The father shook his head in a sort of rude confusion.

“I can pray out loud if I want to, can’t I?”

“Of course, Dominique.”  The man shrank a little.

“I forget a good many times, but I know one all right, for I said it when the bird was singing.  It isn’t one out of the book Father Corraine sent mother by Pretty Pierre; it’s one she taught me out of her own head.  P’r’aps I’d better say it.”

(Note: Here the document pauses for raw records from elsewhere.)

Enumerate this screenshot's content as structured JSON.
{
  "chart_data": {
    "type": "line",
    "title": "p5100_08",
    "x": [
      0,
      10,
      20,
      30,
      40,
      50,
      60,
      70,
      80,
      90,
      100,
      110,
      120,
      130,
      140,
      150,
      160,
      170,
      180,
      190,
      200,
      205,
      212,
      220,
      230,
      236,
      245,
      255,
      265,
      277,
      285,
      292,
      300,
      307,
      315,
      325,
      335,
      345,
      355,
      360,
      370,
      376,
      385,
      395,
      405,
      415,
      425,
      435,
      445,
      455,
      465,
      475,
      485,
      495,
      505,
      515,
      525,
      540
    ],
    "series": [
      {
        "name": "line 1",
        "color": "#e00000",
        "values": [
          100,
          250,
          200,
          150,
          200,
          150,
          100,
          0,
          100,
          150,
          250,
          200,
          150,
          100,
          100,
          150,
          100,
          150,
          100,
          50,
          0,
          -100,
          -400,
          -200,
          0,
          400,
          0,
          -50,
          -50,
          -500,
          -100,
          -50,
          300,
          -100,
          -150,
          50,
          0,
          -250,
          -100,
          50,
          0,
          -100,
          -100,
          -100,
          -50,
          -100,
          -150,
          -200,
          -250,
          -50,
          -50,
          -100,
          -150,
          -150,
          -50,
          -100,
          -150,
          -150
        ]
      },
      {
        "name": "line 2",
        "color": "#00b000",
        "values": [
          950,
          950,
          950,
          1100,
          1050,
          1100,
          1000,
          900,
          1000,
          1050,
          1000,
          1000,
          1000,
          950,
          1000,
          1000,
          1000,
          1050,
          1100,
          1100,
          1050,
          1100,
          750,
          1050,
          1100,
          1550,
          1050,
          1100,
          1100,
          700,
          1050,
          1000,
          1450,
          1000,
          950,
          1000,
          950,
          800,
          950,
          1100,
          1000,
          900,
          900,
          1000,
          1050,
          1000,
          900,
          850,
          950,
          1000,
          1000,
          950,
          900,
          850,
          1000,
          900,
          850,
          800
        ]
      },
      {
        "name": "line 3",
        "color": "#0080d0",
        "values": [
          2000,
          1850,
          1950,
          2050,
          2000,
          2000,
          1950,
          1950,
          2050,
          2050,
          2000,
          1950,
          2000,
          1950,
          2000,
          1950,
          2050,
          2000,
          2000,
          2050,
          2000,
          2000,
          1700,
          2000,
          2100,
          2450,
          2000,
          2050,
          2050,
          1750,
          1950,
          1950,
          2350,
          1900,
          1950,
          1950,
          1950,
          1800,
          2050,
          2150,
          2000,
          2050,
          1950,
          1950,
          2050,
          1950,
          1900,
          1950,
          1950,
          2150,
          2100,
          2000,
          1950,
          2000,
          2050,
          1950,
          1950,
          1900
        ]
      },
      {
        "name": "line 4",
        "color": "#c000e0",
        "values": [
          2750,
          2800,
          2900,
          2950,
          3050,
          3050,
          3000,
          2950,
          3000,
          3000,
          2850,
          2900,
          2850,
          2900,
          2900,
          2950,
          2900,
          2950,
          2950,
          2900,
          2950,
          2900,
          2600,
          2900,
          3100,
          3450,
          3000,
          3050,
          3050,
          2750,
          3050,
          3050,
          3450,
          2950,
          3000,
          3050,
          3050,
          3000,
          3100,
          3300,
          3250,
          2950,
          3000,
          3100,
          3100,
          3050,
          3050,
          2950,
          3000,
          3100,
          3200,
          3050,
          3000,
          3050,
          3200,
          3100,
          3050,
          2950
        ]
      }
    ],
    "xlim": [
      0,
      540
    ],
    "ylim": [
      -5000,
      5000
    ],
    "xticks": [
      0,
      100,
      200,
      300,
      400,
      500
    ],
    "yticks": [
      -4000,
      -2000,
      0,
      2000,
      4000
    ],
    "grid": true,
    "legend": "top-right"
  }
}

“P’r’aps, if you want to.”  The voice was husky.

The boy began: 

“O Bon Jesu, who died to save us from our sins, and to lead us to Thy country, where there is no cold, nor hunger, nor thirst, and where no one is afraid, listen to Thy child....  When the great winds and rains come down from the hills, do not let the floods drown us, nor the woods cover us, nor the snow-slide bury us, and do not let the prairie-fires burn us.  Keep wild beasts from killing us in our sleep, and give us good hearts that we may not kill them in anger.”